Domestic violence can be physical or psychological, and it can affect anyone of any age, gender, race, or sexual orientation. It may include behaviors meant to scare, physically harm, or control a partner. And while every relationship is different, domestic violence typically involves an unequal power dynamic in which one partner tries to assert control over the other in a variety of ways.
Insults, threats, emotional abuse and sexual coercion all constitute domestic violence. Some perpetrators may even use children, pets, or other family members as emotional leverage to get their victim to do what they want. Victims of domestic violence experience diminished self-worth, anxiety, depression, and a general sense of helplessness that can take time and often professional help to overcome.
A clinician who works with victims of domestic violence may be able to help an individual extract her or himself from the situation, as well as offer psychological support. Find a professional near you.
How Abuse Impacts Victims
It can take time before victims of domestic violence recognize their situation for what it is. Abuse often leaves physical marks, from bruises and broken bones to shortness of breath and involuntary shaking. Seeming more prone to “accidents” than the average person can be a warning sign that someone is being abused. Abuse victims can also suffer both short and long-term emotional and psychological effects, including feelings of confusion or hopelessness, depression, anxiety, panic attacks, and post-traumatic stress disorder (PTSD).
How Do You Identify an Abusive Partner?
Abusers aren’t easy to spot. They hide in plain sight, often exhibiting Jekyll-and-Hyde behavior. In public, they seem smart, trustworthy, and charming with a personality that draws people in, but in private, they are a waking nightmare. Many abusers learn violence from their family of origin and repeat the toxic patterns with their own partner and/or children. They are also more likely to have trouble with the law as well as substance abuse problems.
Abusers often isolate their victims from family, friends, work, and any other outside sources of support. They may have explosive tempers and may become violent during an abusive episode; afterward, they become remorseful and try to woo their partner back with charm and affection and promises to change, but the abusive behavior rarely stops.

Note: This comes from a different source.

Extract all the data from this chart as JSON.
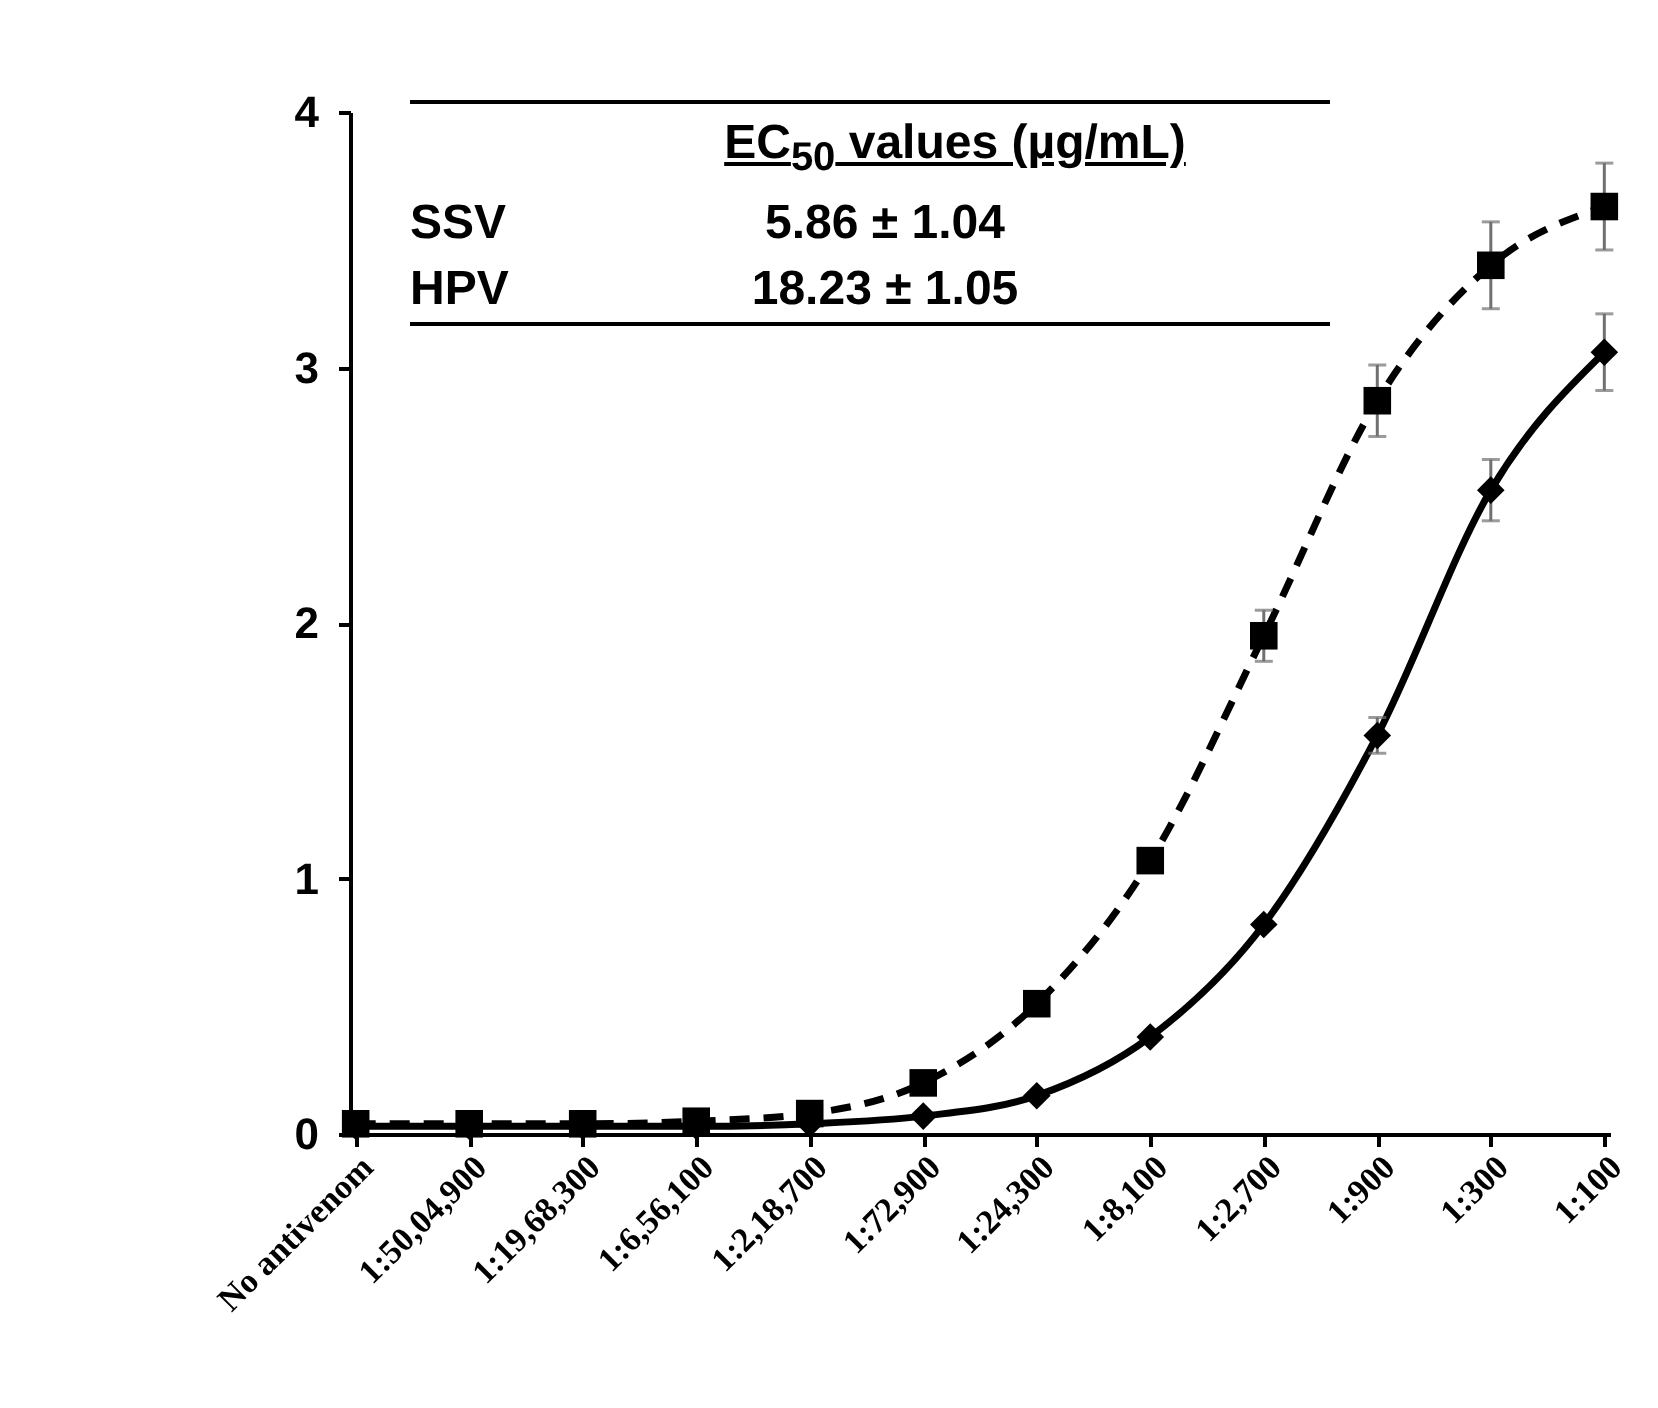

Heterosexual male abusers often believe in traditional gender roles, particularly that women’s main priority should be to care for their partner and children. They have to be in control and are especially prone to jealousy, accusing their partner of cheating without any reason and needing to know where their partner is at all times.
How Do Survivors of Domestic Violence Cope?
Even after leaving an abusive relationship, people may have trouble trusting others and painful flashbacks to traumatic incidents of abuse. They may continue to struggle with high levels of stress and face a greater risk of health conditions like asthma, arthritis, chronic pain, and heart disease. They are more likely to develop sexual problems and sleep conditions and attempt to self-medicate using alcohol and drugs. Victims of abuse may have low self-esteem and often find themselves trapped in repeating cycles of violence. Being exposed to domestic violence from a young age can lead to similar long-term issues, as well as trouble with anger, hostility, disobedience, and other emotional and behavioral problems.
Fighting Against Domestic Violence
Women are most often the battered party in a violent relationship, although men are frequently victimized as well, in both heterosexual and same-sex relationships. More than 38 million American women have been victims of domestic violence. The internet has opened up new ways for abusers to dominate, intimidate, and control the people in their lives through manipulation, cyber-stalking, and emotional blackmail. But new research, and the rise of the #MeToo movement, have exposed ways for abuse victims to fight back and free themselves from the fear and control of dangerous, narcissistic abusers.